NEW YORK — The dollar finished slightly higher against most major currencies Monday after its fall was broken again by central banks intervening to support it.
Gold prices declined in New York after nudging higher in Europe and the Far East. Republic National Bank of New York quoted a bid price for gold of $481.80 an ounce at around 4 p.m. EST, down from $483.75 late Friday.
The dollar started the trading day by tumbling in Asia and Europe amid renewed stock market jitters sparked by Friday's precipitous drop on Wall Street. But several major central banks stepped in to bolster the dollar in a coordinated move, as they had during the early part of last week, causing the U.S. currency to recover.
Currency dealers reported interventions to purchase dollars in the open market by the West German Bundesbank, the U.S. Federal Reserve, the Bank of England, the Swiss National Bank and the Banca d'Italia. The West German and Swiss central banks confirmed their interventions.
The banks' actions "sort of exhausted the urge to sell dollars," said Robert Hatcher, vice president of corporate currency trading at Barclays Bank's New York office.
Traders said the dollar also was supported later in New York trading by President Reagan's statement Monday that there will not be an economic recession unless "doom-cryers scare the people into one." Reagan also said the nation's huge trade deficit--blamed in part for the turbulence on Wall Street and a major factor in the dollar's recent slump--is desirable and "a sign of strength" instead of weakness in the economy.
Deficit Hurting Sales
The overall outlook for the dollar remains bearish, however, dealers said. Speculation was rife in the currency market that the U.S. trade figures for November, due to be released Friday, would show a mammoth deficit of around $20 billion.
"The market's going to have to see some evidence of a narrowing of the trade deficit before (it) buys dollars again," said Gary Dorsch, a senior analyst for LNS Financial Group in Chicago.
In Tokyo, where the global trading day begins, the dollar ended a four-day climb, falling to 128.50 Japanese yen from 129.45 yen at Friday's close. Later in London, it slipped to 128.08 yen. By the end of New York trading, the dollar was quoted at 128.45 yen, up marginally from 128.35 yen.
The British pound rose to $1.8230 in late trading from $1.8070 late Friday. Later in New York, the pound edged up to $1.8190 from $1.8182.

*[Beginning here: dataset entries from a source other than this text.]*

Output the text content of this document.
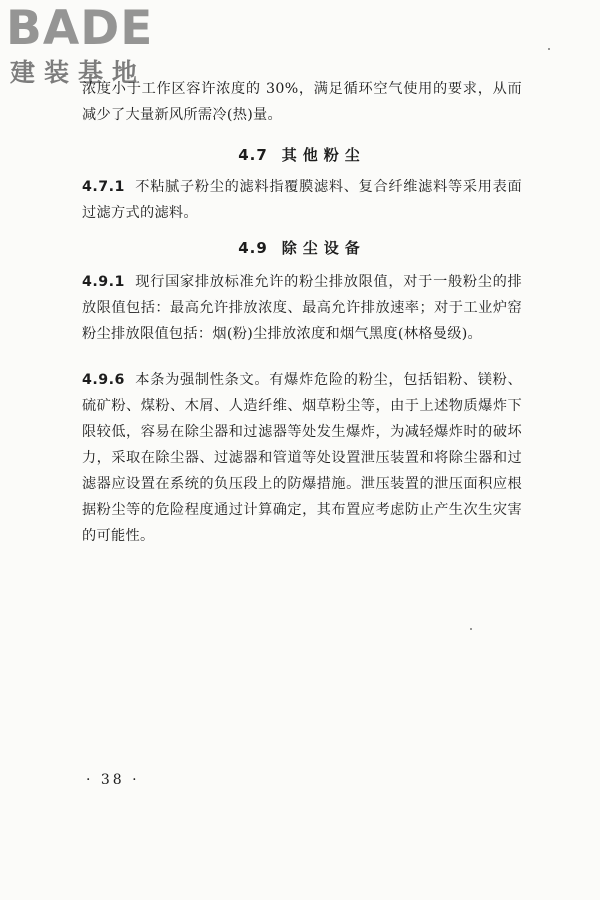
BADE
建装基地

浓度小于工作区容许浓度的 30%，满足循环空气使用的要求，从而减少了大量新风所需冷(热)量。

4.7 其他粉尘

4.7.1 不粘腻子粉尘的滤料指覆膜滤料、复合纤维滤料等采用表面过滤方式的滤料。

4.9 除尘设备

4.9.1 现行国家排放标准允许的粉尘排放限值，对于一般粉尘的排放限值包括：最高允许排放浓度、最高允许排放速率；对于工业炉窑粉尘排放限值包括：烟(粉)尘排放浓度和烟气黑度(林格曼级)。

4.9.6 本条为强制性条文。有爆炸危险的粉尘，包括铝粉、镁粉、硫矿粉、煤粉、木屑、人造纤维、烟草粉尘等，由于上述物质爆炸下限较低，容易在除尘器和过滤器等处发生爆炸，为减轻爆炸时的破坏力，采取在除尘器、过滤器和管道等处设置泄压装置和将除尘器和过滤器应设置在系统的负压段上的防爆措施。泄压装置的泄压面积应根据粉尘等的危险程度通过计算确定，其布置应考虑防止产生次生灾害的可能性。

· 38 ·
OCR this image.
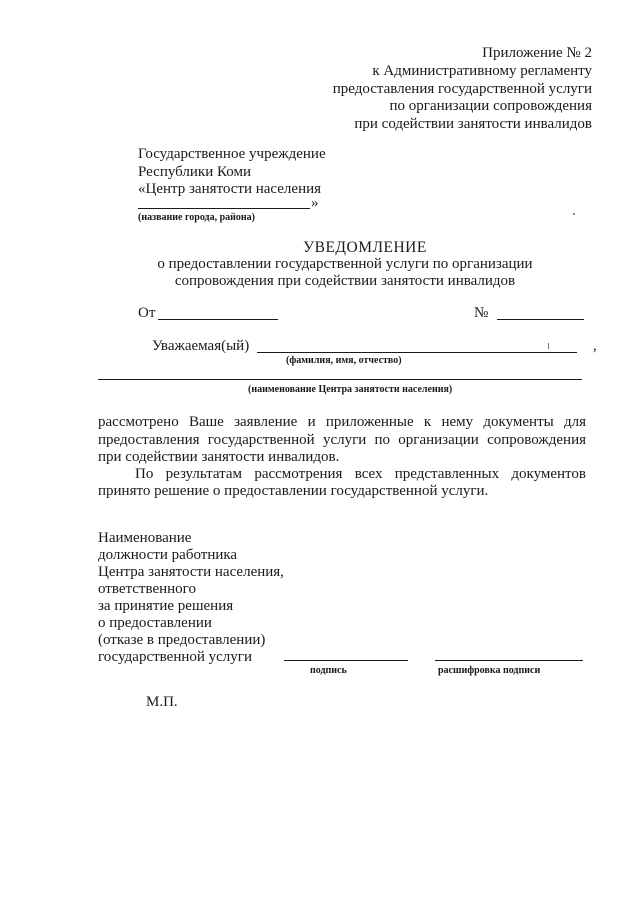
Приложение № 2
к Административному регламенту
предоставления государственной услуги
по организации сопровождения
при содействии занятости инвалидов
Государственное учреждение
Республики Коми
«Центр занятости населения
»
(название города, района)
УВЕДОМЛЕНИЕ
о предоставлении государственной услуги по организации
сопровождения при содействии занятости инвалидов
От	№
Уважаемая(ый)	,
(фамилия, имя, отчество)
(наименование Центра занятости населения)
рассмотрено Ваше заявление и приложенные к нему документы для
предоставления государственной услуги по организации сопровождения
при содействии занятости инвалидов.
По результатам рассмотрения всех представленных документов
принято решение о предоставлении государственной услуги.
Наименование
должности работника
Центра занятости населения,
ответственного
за принятие решения
о предоставлении
(отказе в предоставлении)
государственной услуги
подпись	расшифровка подписи
М.П.
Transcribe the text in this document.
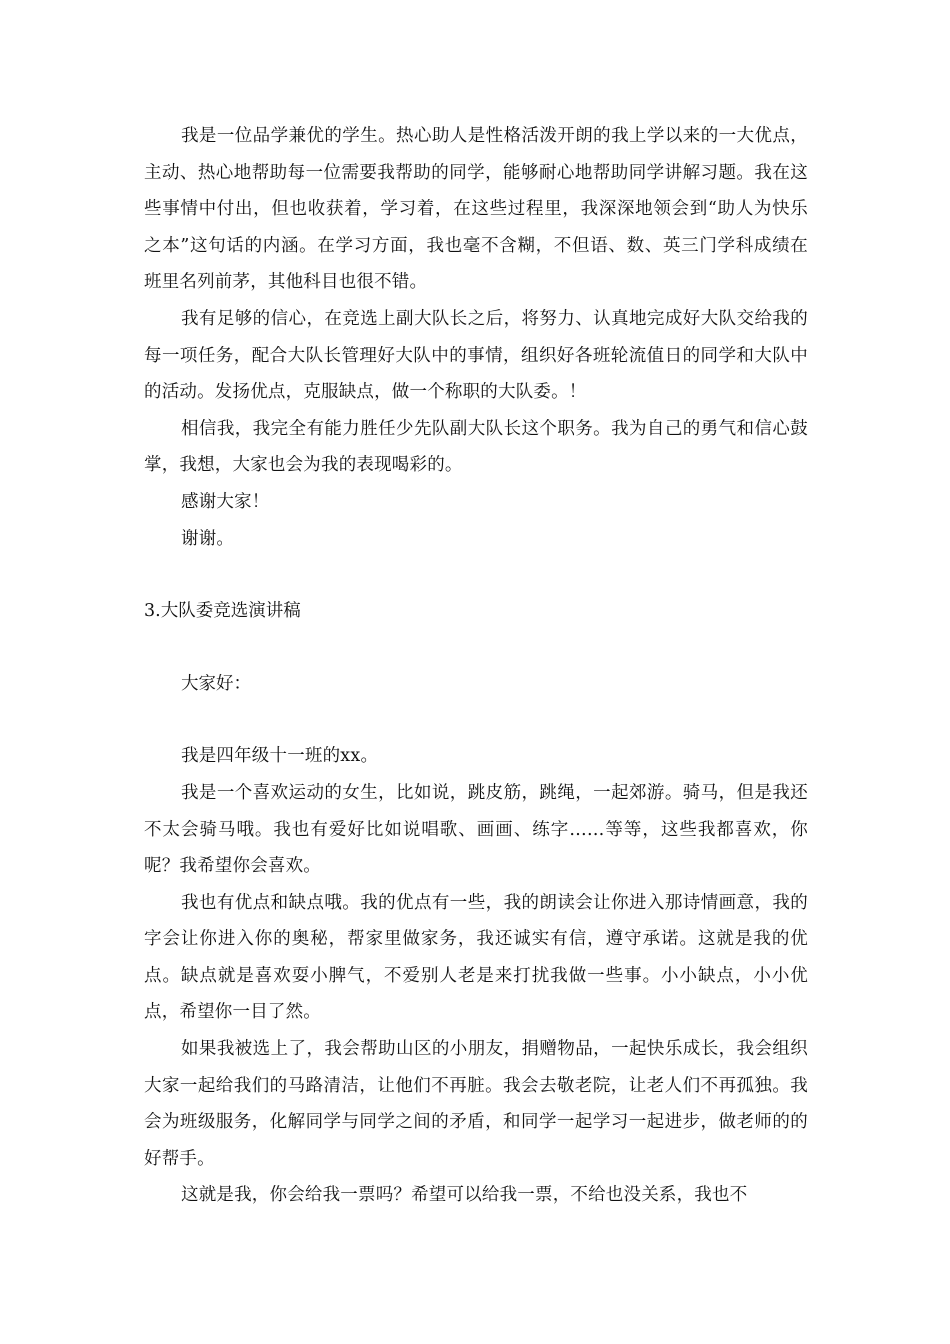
我是一位品学兼优的学生。热心助人是性格活泼开朗的我上学以来的一大优点，主动、热心地帮助每一位需要我帮助的同学，能够耐心地帮助同学讲解习题。我在这些事情中付出，但也收获着，学习着，在这些过程里，我深深地领会到“助人为快乐之本”这句话的内涵。在学习方面，我也毫不含糊，不但语、数、英三门学科成绩在班里名列前茅，其他科目也很不错。

我有足够的信心，在竞选上副大队长之后，将努力、认真地完成好大队交给我的每一项任务，配合大队长管理好大队中的事情，组织好各班轮流值日的同学和大队中的活动。发扬优点，克服缺点，做一个称职的大队委。！

相信我，我完全有能力胜任少先队副大队长这个职务。我为自己的勇气和信心鼓掌，我想，大家也会为我的表现喝彩的。

感谢大家！

谢谢。

3.大队委竞选演讲稿

大家好：

我是四年级十一班的xx。

我是一个喜欢运动的女生，比如说，跳皮筋，跳绳，一起郊游。骑马，但是我还不太会骑马哦。我也有爱好比如说唱歌、画画、练字……等等，这些我都喜欢，你呢？我希望你会喜欢。

我也有优点和缺点哦。我的优点有一些，我的朗读会让你进入那诗情画意，我的字会让你进入你的奥秘，帮家里做家务，我还诚实有信，遵守承诺。这就是我的优点。缺点就是喜欢耍小脾气，不爱别人老是来打扰我做一些事。小小缺点，小小优点，希望你一目了然。

如果我被选上了，我会帮助山区的小朋友，捐赠物品，一起快乐成长，我会组织大家一起给我们的马路清洁，让他们不再脏。我会去敬老院，让老人们不再孤独。我会为班级服务，化解同学与同学之间的矛盾，和同学一起学习一起进步，做老师的的好帮手。

这就是我，你会给我一票吗？希望可以给我一票，不给也没关系，我也不
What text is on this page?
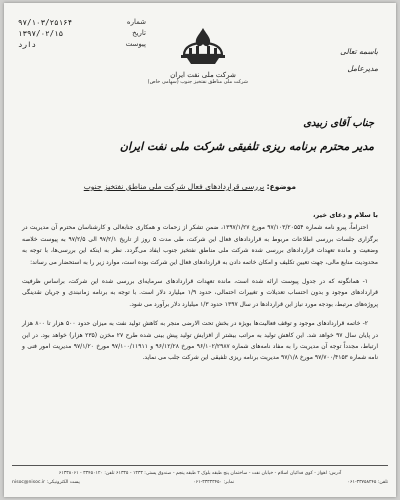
شماره
۹۷/۱۰۳/۲۵۱۶۴
تاریخ
۱۳۹۷/۰۲/۱۵
پیوست
دارد
شرکت ملی نفت ایران
شرکت ملی مناطق نفتخیز جنوب (سهامی خاص)
باسمه تعالی
مدیرعامل
جناب آقای زبیدی
مدیر محترم برنامه ریزی تلفیقی شرکت ملی نفت ایران
موضوع: بررسی قراردادهای فعال شرکت ملی مناطق نفتخیز جنوب
با سلام و دعای خیر،

احتراماً، پیرو نامه شماره ۹۷/۱۰۳/۲۰۵۵۴ مورخ ۱۳۹۷/۱/۲۷، ضمن تشکر از زحمات و همکاری جنابعالی و کارشناسان محترم آن مدیریت در برگزاری جلسات بررسی اطلاعات مربوط به قراردادهای فعال این شرکت، طی مدت ۵ روز از تاریخ ۹۷/۲/۱ الی ۹۷/۲/۵ به پیوست خلاصه وضعیت و مانده تعهدات قراردادهای بررسی شده شرکت ملی مناطق نفتخیز جنوب ایفاد می‌گردد. نظر به اینکه این بررسی‌ها، با توجه به محدودیت منابع مالی، جهت تعیین تکلیف و امکان خاتمه دادن به قراردادهای فعال این شرکت بوده است، موارد زیر را به استحضار می رساند:

۱- همانگونه که در جدول پیوست ارائه شده است، مانده تعهدات قراردادهای سرمایه‌ای بررسی شده این شرکت، براساس ظرفیت قراردادهای موجود و بدون احتساب تعدیلات و تغییرات احتمالی، حدود ۱/۹ میلیارد دلار است. با توجه به برنامه زمانبندی و جریان نقدینگی پروژه‌های مرتبط، بودجه مورد نیاز این قراردادها در سال ۱۳۹۷ حدود ۱/۳ میلیارد دلار برآورد می شود.

۲- خاتمه قراردادهای موجود و توقف فعالیت‌ها بویژه در بخش تحت الارضی منجر به کاهش تولید نفت به میزان حدود ۵۰۰ هزار تا ۸۰۰ هزار در پایان سال ۹۷ خواهد شد. این کاهش تولید به مراتب بیشتر از افزایش تولید پیش بینی شده طرح ۲۷ مخزن (۲۳۵ هزار) خواهد بود. در این ارتباط، مجدداً توجه آن مدیریت را به مفاد نامه‌های شماره ۹۶/۱۰۲/۲۹۸۷ مورخ ۹۶/۱۲/۲۸ و ۹۷/۱۰۰/۱۱۹۱۱ مورخ ۹۷/۱/۲۰ مدیریت امور فنی و نامه شماره ۹۷/۷۰۰/۴۱۵۳ مورخ ۹۷/۱/۸ مدیریت برنامه ریزی تلفیقی این شرکت جلب می نماید.

آدرس: اهواز - کوی فدائیان اسلام - خیابان نفت - ساختمان پنج طبقه بلوک ۲ طبقه پنجم - صندوق پستی: ۱۳۳۳ - ۶۱۳۳۵ تلفن: ۳۳۴۵۰۱۲۰ - ۶۱۳۳۸۰۶۱
تلفن: ۰۶۱-۳۳۷۵۸۲۴۵
نمابر: ۰۶۱-۳۳۳۳۳۴۵۰
پست الکترونیکی: nisoc@nisoc.ir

Other late dollar rates in New York, compared to late Friday, included: 1.6395 West German marks, up from 1.6365; 1.3400 Swiss francs, up from 1.3395; 5.5355 French francs, up from 5.5250; 1,205.50 Italian lire, down from 1,210.75, and 1.2867 Canadian dollars, down from 1.2877.
Other late dollar rates in Europe included: 1.6355 West German marks, down from 1.6500; 1.3348 Swiss francs, down from 1.3495; 5.5215 French francs, down from 5.5725; 1.8370 Dutch guilders, down from 1.8575; 1,203.95 Italian lire, down from 1,214.75, and 1.2900 Canadian dollars, up from 1.2852.
Gold rose in London to a late bid price of $483.50, up from $482.50 bid late Friday.